Alejandro Zapata Espinosa, 2024 |
La Santísima Trinidad concluye los rosarios que ve la
doña antes de que le coja la noche viendo capos libres por un tiempo gracias a sapear
alias y rutas. Su disposición no acata el orden. Fue colocada ahí para mirar a
la cama y protegerla de todo mal y peligro.
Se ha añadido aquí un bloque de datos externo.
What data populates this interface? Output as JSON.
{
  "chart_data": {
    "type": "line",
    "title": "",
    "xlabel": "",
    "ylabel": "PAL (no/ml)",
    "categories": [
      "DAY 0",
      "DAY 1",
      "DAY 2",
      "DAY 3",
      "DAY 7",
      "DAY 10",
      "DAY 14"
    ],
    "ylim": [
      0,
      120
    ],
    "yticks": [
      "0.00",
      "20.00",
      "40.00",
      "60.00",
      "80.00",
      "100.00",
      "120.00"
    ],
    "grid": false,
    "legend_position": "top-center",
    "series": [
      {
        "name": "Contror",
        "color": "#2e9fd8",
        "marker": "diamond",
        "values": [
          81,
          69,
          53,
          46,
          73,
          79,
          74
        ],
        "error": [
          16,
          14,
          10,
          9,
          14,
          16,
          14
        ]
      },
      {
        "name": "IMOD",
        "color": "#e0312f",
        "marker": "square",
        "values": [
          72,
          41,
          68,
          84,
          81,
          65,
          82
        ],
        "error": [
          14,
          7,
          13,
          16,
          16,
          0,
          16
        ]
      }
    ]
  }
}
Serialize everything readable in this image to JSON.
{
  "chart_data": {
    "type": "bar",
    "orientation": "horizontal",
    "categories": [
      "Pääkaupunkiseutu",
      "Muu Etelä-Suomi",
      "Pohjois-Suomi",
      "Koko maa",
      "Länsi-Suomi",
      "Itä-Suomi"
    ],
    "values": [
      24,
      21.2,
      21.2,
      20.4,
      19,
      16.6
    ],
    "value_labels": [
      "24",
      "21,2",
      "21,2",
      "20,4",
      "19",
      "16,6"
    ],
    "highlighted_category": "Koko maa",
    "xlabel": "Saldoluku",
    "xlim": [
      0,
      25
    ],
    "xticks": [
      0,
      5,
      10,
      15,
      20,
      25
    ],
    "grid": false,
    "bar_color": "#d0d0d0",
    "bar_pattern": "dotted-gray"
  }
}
Ese blanco en el balcón, que antes
de ser volteado ofrecía la cara de dos candidaturas a concejales, manillas y
cadenas de San Benito, cubre las matas de una anciana, si aún conservan algo de
matas esos rastrojos, y un uniforme sucio, por si llueve o, más bien, por si un
viento lo tira a la calle: porque les ha pasado, y no por servir al partido
cuyo presidente desplegó renuncia al Directorio Nacional, aceptaron la valla.
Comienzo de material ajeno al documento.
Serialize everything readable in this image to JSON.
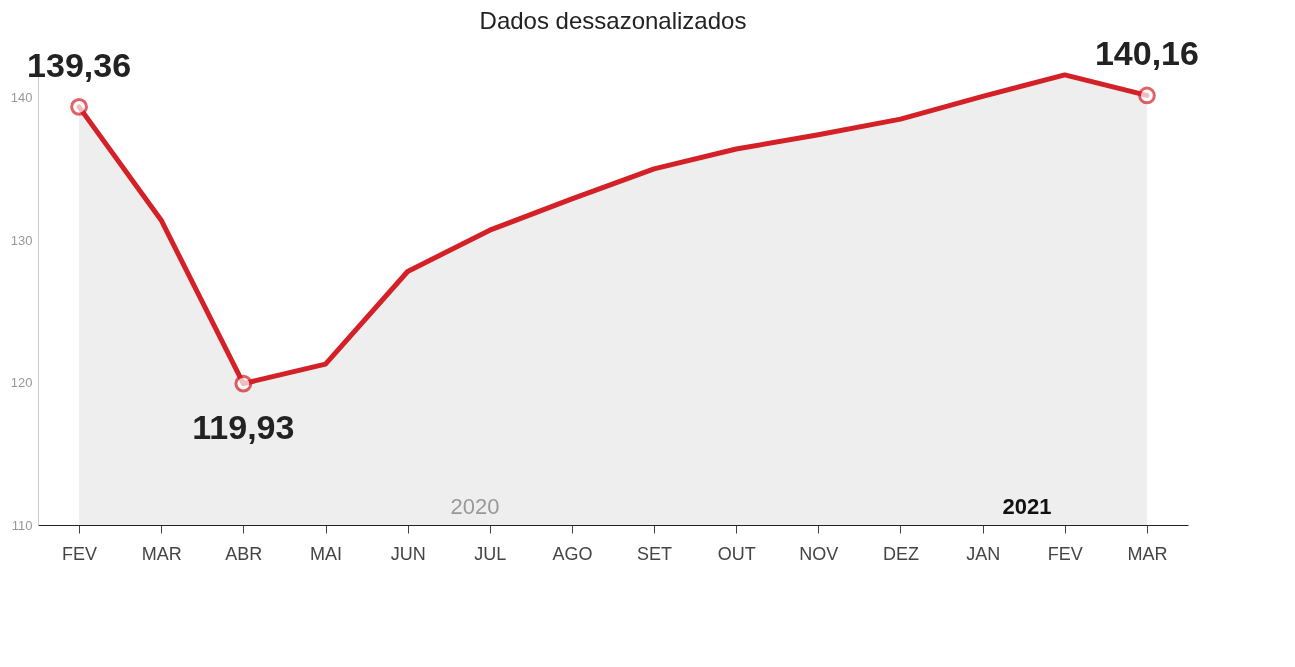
{
  "chart_data": {
    "type": "area",
    "title": "Dados dessazonalizados",
    "categories": [
      "FEV",
      "MAR",
      "ABR",
      "MAI",
      "JUN",
      "JUL",
      "AGO",
      "SET",
      "OUT",
      "NOV",
      "DEZ",
      "JAN",
      "FEV",
      "MAR"
    ],
    "series": [
      {
        "color": "#d42027",
        "values": [
          139.36,
          131.4,
          119.93,
          121.3,
          127.8,
          130.7,
          132.9,
          135.0,
          136.4,
          137.4,
          138.5,
          140.1,
          141.6,
          140.16
        ],
        "value_labels": [
          "139,36",
          null,
          "119,93",
          null,
          null,
          null,
          null,
          null,
          null,
          null,
          null,
          null,
          null,
          "140,16"
        ]
      }
    ],
    "ylim": [
      110,
      143
    ],
    "yticks": [
      110,
      120,
      130,
      140
    ],
    "grid": false,
    "marker": "none",
    "annotations": [
      "2020",
      "2021"
    ]
  }
}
En el poste, el de las dos orejas candongas, se suben, en
escaleras de mano, traída por ellos o prestada al que enchapa el frontispicio
de un spa de uñas, o en el techo de
un furgón, a arreglar conexiones y a anotar en papelitos y a gritarle, el
chocoano comedor de espinas al de los siseos de bráquets por palabras, cosas
que no me dejan oír los crujidos, chasquidos y golpeteos.
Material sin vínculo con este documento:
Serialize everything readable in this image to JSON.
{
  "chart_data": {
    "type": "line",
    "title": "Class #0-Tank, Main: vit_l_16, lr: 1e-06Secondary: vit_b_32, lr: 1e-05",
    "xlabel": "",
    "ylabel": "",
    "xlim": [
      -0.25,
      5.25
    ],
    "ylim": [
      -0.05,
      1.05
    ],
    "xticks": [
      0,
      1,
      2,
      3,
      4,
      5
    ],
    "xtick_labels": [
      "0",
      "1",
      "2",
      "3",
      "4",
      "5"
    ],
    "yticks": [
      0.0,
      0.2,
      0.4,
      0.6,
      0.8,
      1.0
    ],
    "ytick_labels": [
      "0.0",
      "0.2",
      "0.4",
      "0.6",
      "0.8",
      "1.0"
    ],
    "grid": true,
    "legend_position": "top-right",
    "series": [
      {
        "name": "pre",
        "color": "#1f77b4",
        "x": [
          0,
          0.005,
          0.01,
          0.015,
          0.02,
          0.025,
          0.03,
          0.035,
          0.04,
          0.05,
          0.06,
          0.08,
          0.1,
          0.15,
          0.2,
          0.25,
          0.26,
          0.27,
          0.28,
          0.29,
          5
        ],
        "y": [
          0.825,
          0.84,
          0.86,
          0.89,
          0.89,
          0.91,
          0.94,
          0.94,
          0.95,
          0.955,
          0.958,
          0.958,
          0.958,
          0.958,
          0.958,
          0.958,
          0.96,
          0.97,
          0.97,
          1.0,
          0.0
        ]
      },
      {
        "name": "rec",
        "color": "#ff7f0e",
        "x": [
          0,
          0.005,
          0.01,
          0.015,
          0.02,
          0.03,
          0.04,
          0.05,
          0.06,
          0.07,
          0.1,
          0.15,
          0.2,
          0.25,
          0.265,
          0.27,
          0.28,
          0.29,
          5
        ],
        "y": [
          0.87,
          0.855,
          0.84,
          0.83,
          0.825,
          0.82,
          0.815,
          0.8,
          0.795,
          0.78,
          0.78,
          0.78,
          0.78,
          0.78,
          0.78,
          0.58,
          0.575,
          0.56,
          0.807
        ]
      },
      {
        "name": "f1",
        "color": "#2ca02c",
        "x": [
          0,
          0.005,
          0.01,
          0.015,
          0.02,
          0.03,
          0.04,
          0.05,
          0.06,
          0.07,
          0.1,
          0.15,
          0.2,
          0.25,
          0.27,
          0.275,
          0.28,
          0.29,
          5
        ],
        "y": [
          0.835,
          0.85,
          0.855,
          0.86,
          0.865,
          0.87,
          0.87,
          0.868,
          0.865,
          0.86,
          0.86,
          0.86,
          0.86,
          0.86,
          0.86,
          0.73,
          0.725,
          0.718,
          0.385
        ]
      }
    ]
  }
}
Hemos presenciado, los que vivimos aquí, no quienes
observan, pues no creo posible que la casualidad nos premie con uno, dos
choques: contaré el bobo: un particular levantó a un motorista metido en su
carril: él, que cayó como una “plasta”, miedoso de los agentes, se paró rengo,
cuadró la arreglada del retrovisor lateral, una persona se acercó y le colocó
el sillín y lo ayudó a subirse a la moto y le dio una palmada, como palmoteando
una yegua, para que arrancase.
Veamos la medalla de San Benito: la abuela se montó a un
taburete, martilló un clavo, le pasó una seda y la colgó: si está visible, “de
por dentro”, es para proteger de malos espíritus; si se esconde es para hacer
aburrir a las personas. Al padre que bendijo el amuleto se le hunde la encía de
arriba: parece que masca con los labios; y la mano derecha se le vuelve
inservible: quién sabe cómo hará para dar el cuerpo de Cristo. Esa medalla y
varios santos regados sobre mesas, repisas flotantes y un clóset, son nuestro amparo
contra todo mal.
Salgamos a este balcón: sentémonos en una de las cuatro y
esperemos, como cuando hay visita, que pongan la desmangada, y veamos pasar lo
que el espejo no nos permite: la mona que se puso la misma pantaloneta todo un
mes; su esposo bregando a pasar con un bulto de verduras; la del bolsito y los
cachetes desinflados del brazo con su amiga coja; el que trae a la muchacha y
le promete, “¡Vaya poniendo la película!”, volver con combos; e imagínense que
mi abuela se apoya en los antebrazos y cree ver en una camioneta de la policía
toda una revelación sobre la muerte de las especies y el juicio final; y, en
los regaños de una madre al hijo, mechas empacadas, apoyado por su hermano, “¡Desagradecido,
que no me quiera entonces, que no me quiera!”, el apremio del Día del Juicio
“pa que acabe y venga otro mundo; este ya está muy miedoso; yo porque vivo con
Dios sino...; ¡qué pesar de los niños que van a nacer... de la juventud!”; y luego
se acuesta a cambiar de canal.
***
La planta sobre la que grabo la trajimos de un vivero
siempre atendido, en la caja, por una mujer de un resto de moño, y en los acicates,
en las aguas medidas, el trapo limpiando hoja por hoja, el cambio de tierras,
la ubicación, por un hombre que es mezcla de camionero con subteniente. Ambos
ya saben que cuando la abuela me arrastra es porque va a comprar novios,
cactus, conservadoras, begonias, conchitas... Yo le digo que sí a todo lo que
tenga tallo y color; se las traigo y se las vendo; y en la caja, independiente
de quien empaque, me aclaro a mirar a la mujer como divisando algo que debo
recordar para consuelo de mi embeleco, porque no siempre mira a los ojos.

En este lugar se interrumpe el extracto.